Vero è che per consolidata giurisprudenza “il contratto d’appalto si considera concluso solo a seguito del collaudo che rappresenta l’unico atto attraverso il quale la P.A. può verificare se l’obbligazione dell’appaltatore sia stata eseguita a norma, e che è indispensabile ai fini dell’accettazione dell’opera da parte della stazione appaltante”.
Tuttavia, nel caso di specie, l’AUSL, dopo la procedura di risoluzione del contratto nei confronti dell’appaltatore e prima ancora di avere notizia del fallimento dell’appaltatore, ha redatto sia lo stato di consistenza lavori ai sensi del comma 1 dell’art. 136 d.lgs. 163/2006 sia, successivamente, il verbale di accertamento tecnico e contabile del collaudatore,ai sensi del successivo comma 2.

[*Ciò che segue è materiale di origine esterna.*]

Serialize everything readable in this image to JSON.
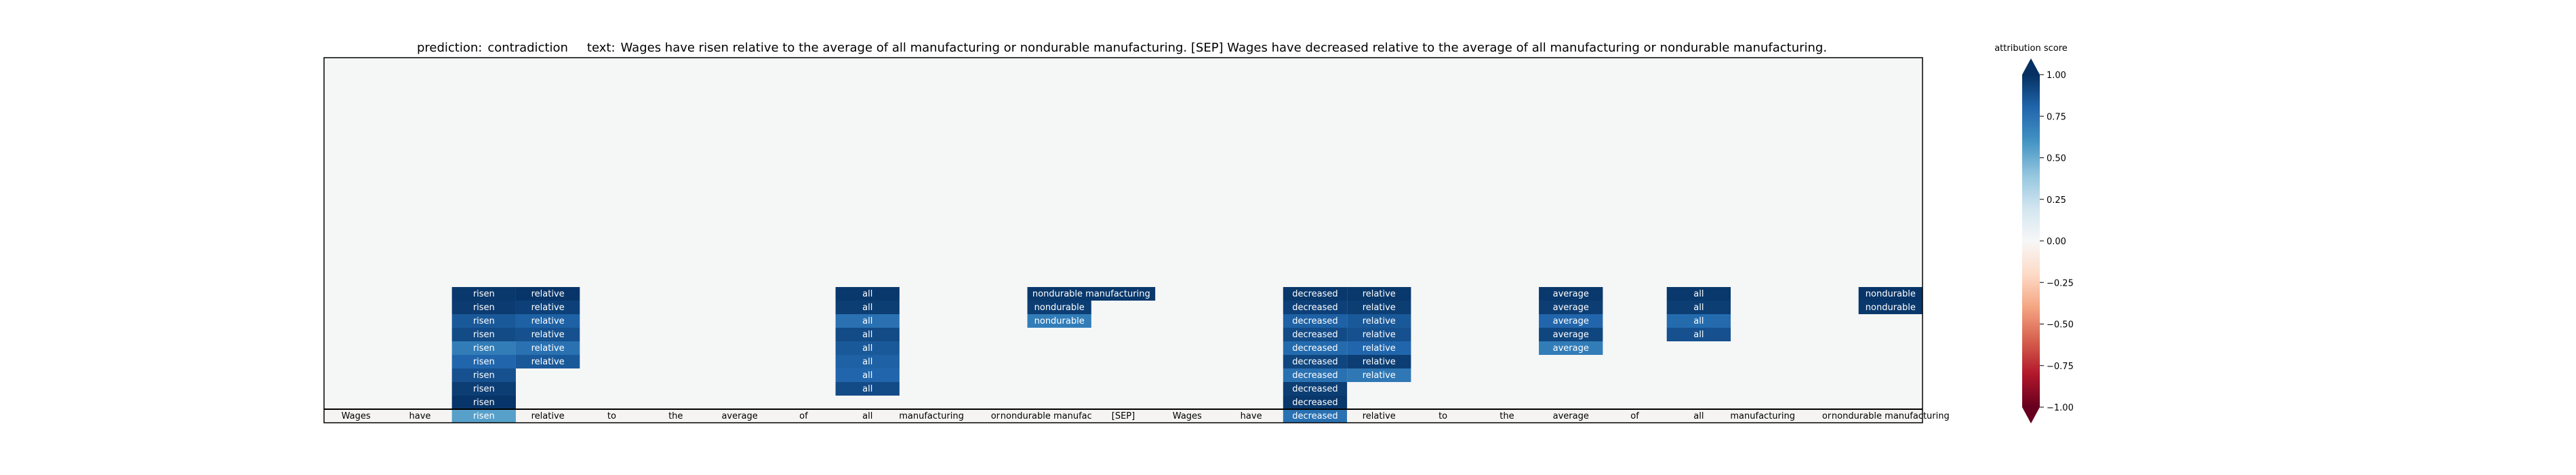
{
  "chart_data": {
    "type": "heatmap",
    "title": {
      "prediction_label": "prediction:",
      "prediction": "contradiction",
      "text_label": "text:",
      "text": "Wages have risen relative to the average of all manufacturing or nondurable manufacturing. [SEP] Wages have decreased relative to the average of all manufacturing or nondurable manufacturing."
    },
    "tokens": [
      "Wages",
      "have",
      "risen",
      "relative",
      "to",
      "the",
      "average",
      "of",
      "all",
      "manufacturing",
      "or",
      "nondurable manufacturing",
      "[SEP]",
      "Wages",
      "have",
      "decreased",
      "relative",
      "to",
      "the",
      "average",
      "of",
      "all",
      "manufacturing",
      "or",
      "nondurable manufacturing"
    ],
    "token_scores": [
      0,
      0,
      0.55,
      0,
      0,
      0,
      0,
      0,
      0,
      0,
      0,
      0,
      0,
      0,
      0,
      0.75,
      0,
      0,
      0,
      0,
      0,
      0,
      0,
      0,
      0
    ],
    "rows_from_bottom": [
      {
        "row": 1,
        "cells": [
          {
            "col": 2,
            "label": "risen",
            "score": 0.98
          },
          {
            "col": 15,
            "label": "decreased",
            "score": 0.97
          }
        ]
      },
      {
        "row": 2,
        "cells": [
          {
            "col": 2,
            "label": "risen",
            "score": 0.95
          },
          {
            "col": 8,
            "label": "all",
            "score": 0.9
          },
          {
            "col": 15,
            "label": "decreased",
            "score": 0.95
          }
        ]
      },
      {
        "row": 3,
        "cells": [
          {
            "col": 2,
            "label": "risen",
            "score": 0.88
          },
          {
            "col": 8,
            "label": "all",
            "score": 0.8
          },
          {
            "col": 15,
            "label": "decreased",
            "score": 0.75
          },
          {
            "col": 16,
            "label": "relative",
            "score": 0.72
          }
        ]
      },
      {
        "row": 4,
        "cells": [
          {
            "col": 2,
            "label": "risen",
            "score": 0.8
          },
          {
            "col": 3,
            "label": "relative",
            "score": 0.85
          },
          {
            "col": 8,
            "label": "all",
            "score": 0.82
          },
          {
            "col": 15,
            "label": "decreased",
            "score": 0.92
          },
          {
            "col": 16,
            "label": "relative",
            "score": 0.95
          }
        ]
      },
      {
        "row": 5,
        "cells": [
          {
            "col": 2,
            "label": "risen",
            "score": 0.7
          },
          {
            "col": 3,
            "label": "relative",
            "score": 0.75
          },
          {
            "col": 8,
            "label": "all",
            "score": 0.85
          },
          {
            "col": 15,
            "label": "decreased",
            "score": 0.78
          },
          {
            "col": 16,
            "label": "relative",
            "score": 0.8
          },
          {
            "col": 19,
            "label": "average",
            "score": 0.7
          }
        ]
      },
      {
        "row": 6,
        "cells": [
          {
            "col": 2,
            "label": "risen",
            "score": 0.9
          },
          {
            "col": 3,
            "label": "relative",
            "score": 0.88
          },
          {
            "col": 8,
            "label": "all",
            "score": 0.9
          },
          {
            "col": 15,
            "label": "decreased",
            "score": 0.9
          },
          {
            "col": 16,
            "label": "relative",
            "score": 0.88
          },
          {
            "col": 19,
            "label": "average",
            "score": 0.92
          },
          {
            "col": 21,
            "label": "all",
            "score": 0.88
          }
        ]
      },
      {
        "row": 7,
        "cells": [
          {
            "col": 2,
            "label": "risen",
            "score": 0.85
          },
          {
            "col": 3,
            "label": "relative",
            "score": 0.82
          },
          {
            "col": 8,
            "label": "all",
            "score": 0.75
          },
          {
            "col": 11,
            "label": "nondurable",
            "score": 0.7
          },
          {
            "col": 15,
            "label": "decreased",
            "score": 0.82
          },
          {
            "col": 16,
            "label": "relative",
            "score": 0.85
          },
          {
            "col": 19,
            "label": "average",
            "score": 0.8
          },
          {
            "col": 21,
            "label": "all",
            "score": 0.78
          }
        ]
      },
      {
        "row": 8,
        "cells": [
          {
            "col": 2,
            "label": "risen",
            "score": 0.96
          },
          {
            "col": 3,
            "label": "relative",
            "score": 0.94
          },
          {
            "col": 8,
            "label": "all",
            "score": 0.95
          },
          {
            "col": 11,
            "label": "nondurable",
            "score": 0.95
          },
          {
            "col": 15,
            "label": "decreased",
            "score": 0.94
          },
          {
            "col": 16,
            "label": "relative",
            "score": 0.95
          },
          {
            "col": 19,
            "label": "average",
            "score": 0.95
          },
          {
            "col": 21,
            "label": "all",
            "score": 0.95
          },
          {
            "col": 24,
            "label": "nondurable",
            "score": 0.97
          }
        ]
      },
      {
        "row": 9,
        "cells": [
          {
            "col": 2,
            "label": "risen",
            "score": 0.97
          },
          {
            "col": 3,
            "label": "relative",
            "score": 0.98
          },
          {
            "col": 8,
            "label": "all",
            "score": 0.97
          },
          {
            "col": 11,
            "label": "nondurable manufacturing",
            "score": 0.97,
            "span": 2
          },
          {
            "col": 15,
            "label": "decreased",
            "score": 0.97
          },
          {
            "col": 16,
            "label": "relative",
            "score": 0.97
          },
          {
            "col": 19,
            "label": "average",
            "score": 0.97
          },
          {
            "col": 21,
            "label": "all",
            "score": 0.97
          },
          {
            "col": 24,
            "label": "nondurable",
            "score": 0.98
          }
        ]
      }
    ],
    "colorbar": {
      "label": "attribution score",
      "vmin": -1,
      "vmax": 1,
      "ticks": [
        1.0,
        0.75,
        0.5,
        0.25,
        0.0,
        -0.25,
        -0.5,
        -0.75,
        -1.0
      ],
      "tick_labels": [
        "1.00",
        "0.75",
        "0.50",
        "0.25",
        "0.00",
        "−0.25",
        "−0.50",
        "−0.75",
        "−1.00"
      ],
      "colormap": "RdBu"
    },
    "colors": {
      "background": "#f5f6f6",
      "negative": "#67001f",
      "neutral": "#f7f7f7",
      "positive": "#053061"
    }
  }
}
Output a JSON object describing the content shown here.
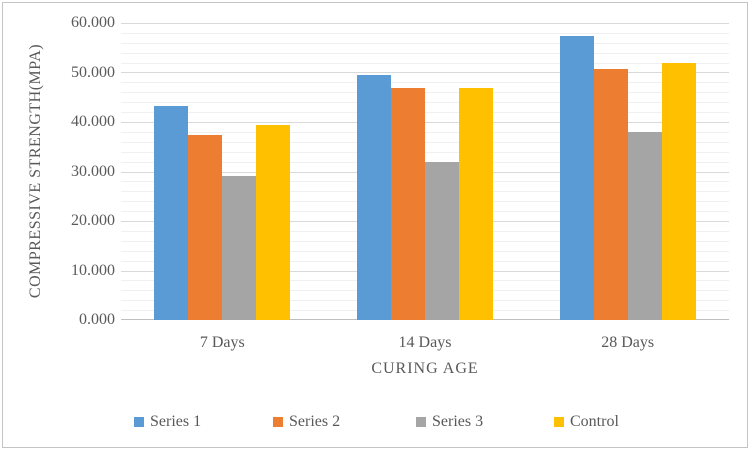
{
  "chart_data": {
    "type": "bar",
    "title": "",
    "xlabel": "CURING AGE",
    "ylabel": "COMPRESSIVE STRENGTH(MPA)",
    "categories": [
      "7 Days",
      "14 Days",
      "28 Days"
    ],
    "series": [
      {
        "name": "Series 1",
        "color": "#5B9BD5",
        "values": [
          43.2,
          49.6,
          57.3
        ]
      },
      {
        "name": "Series 2",
        "color": "#ED7D31",
        "values": [
          37.3,
          46.9,
          50.8
        ]
      },
      {
        "name": "Series 3",
        "color": "#A5A5A5",
        "values": [
          29.0,
          32.0,
          38.0
        ]
      },
      {
        "name": "Control",
        "color": "#FFC000",
        "values": [
          39.5,
          46.9,
          52.0
        ]
      }
    ],
    "ylim": [
      0,
      60
    ],
    "y_major_step": 10,
    "y_minor_step": 2,
    "y_tick_labels": [
      "60.000",
      "50.000",
      "40.000",
      "30.000",
      "20.000",
      "10.000",
      "0.000"
    ],
    "grid": true,
    "legend_position": "bottom",
    "legend": [
      "Series 1",
      "Series 2",
      "Series 3",
      "Control"
    ]
  },
  "style": {
    "text_color": "#595959",
    "major_gridline_color": "#D9D9D9",
    "minor_gridline_color": "#F0F0F0",
    "axis_line_color": "#BFBFBF",
    "frame_border_color": "#C4C4C4",
    "background_color": "#FFFFFF"
  }
}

Quindi, in definitivo accoglimento delle ragioni del subappaltatore, il Tribunale ha in conclusione affermato che “l’AUSL, che già nel documento recante lo stato di consistenza lavori (a seguito del quale è avvenuta, a norma dell’art. 136, comma 1, d.lgs. 163/2006, la “presa in consegna” delle opere) non aveva sollevato contestazioni riguardo all’opera in questione, ha poi espressamente accettato le opere eseguite in subappalto (…) con il successivo verbale di accertamento tecnico e contabile laddove il collaudatore ha accertato che «la struttura prefabbricata in c.a. appare montata in conformità al progetto, con pilastri, travi, solai primo e secondo fuori terra», salvo rilevare che «mancano la copertura in legno, tutti i tamponamenti, le scale […] la soletta collaborante da gettare in opera all’estradosso dei solai; i getti integrativi sono necessari per solidarizzare il telaio con i solai», e cioè opere tutte escluse dal contratto di subappalto e, come tali, riferibili esclusivamente all’appaltatrice, la mancanza delle quali non consentiva però di procedere con il collaudo”.